Quando la primavera sa mostrare anche aspetti tipicamente invernali

Anche una anomalia può rientrare nella normale variabilità climatica delle nostre latitudini. Sembra un controsenso ma non lo è. La primavera ad esempio è una stagione di transizione,  caratterizzata dallo smaltimento dei contrasti tra il gran freddo prodotto dall’inverno e che ancora domina alle alte latitudini, e i primi tepori che risalgono dalle regioni subtropicali, dove il sole ha già iniziato da tempo a fare la sua bella figura alto nel cielo. La primavera dunque non è stagione dalla quale ci si possa aspettare la stabilità atmosferica, né una particolare affidabilità climatica, bensì quella classica dinamicità che porta ad alternarsi a ritmi di samba il sole e la pioggia, il vento e le nuvole.

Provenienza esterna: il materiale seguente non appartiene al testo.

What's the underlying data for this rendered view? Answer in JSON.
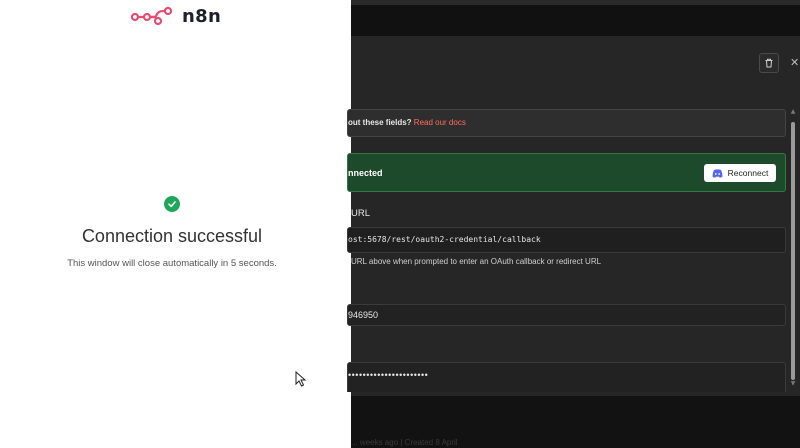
{
  "popup": {
    "brand": "n8n",
    "success_title": "Connection successful",
    "success_subtitle": "This window will close automatically in 5 seconds."
  },
  "credential_modal": {
    "info": {
      "prefix": "out these fields?",
      "link": "Read our docs"
    },
    "connected_text": "nnected",
    "reconnect_label": "Reconnect",
    "redirect_label": "URL",
    "redirect_url": "ost:5678/rest/oauth2-credential/callback",
    "redirect_help": "URL above when prompted to enter an OAuth callback or redirect URL",
    "client_id_value": "946950",
    "client_secret_value": "••••••••••••••••••••••",
    "footer_text": "... weeks ago | Created 8 April"
  },
  "icons": {
    "success": "check-circle-icon",
    "delete": "trash-icon",
    "close": "close-icon",
    "discord": "discord-icon",
    "cursor": "mouse-pointer-icon"
  },
  "colors": {
    "brand": "#ea4b71",
    "success": "#1fa85a",
    "connected_bg": "#1d4a2a",
    "link": "#ff6d5a"
  }
}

Perfino la neve è un elemento essenziale della primavera italiana, magari non in pianura o lungo le coste, anche se qualche volta non è mancata di fare la sua volatile comparsa, ma soprattutto sulle nostre montagne e magari, sotto forma di spruzzata, anche in collina. E’ proprio durante la primavera, quando in montagna le temperature in quota sono prossime allo zero, che avvengono le nevicate più abbondanti e spettacolari. La neve che cade in montagna durante la primavera va a consolidare quella invernale (se c’è…), costituisce inoltre un valido apporto di acqua alle falde nel corso della calda stagione estiva rifinendo l’opera di mantenimento del substrato caduto (si spera) durante il semestre invernale.

Le ondate di freddo, i cosiddetti colpi di coda dell’inverno, possono presentarsi anche nei mesi di marzo e aprile e solitamente durano pochi giorni senza causare danni.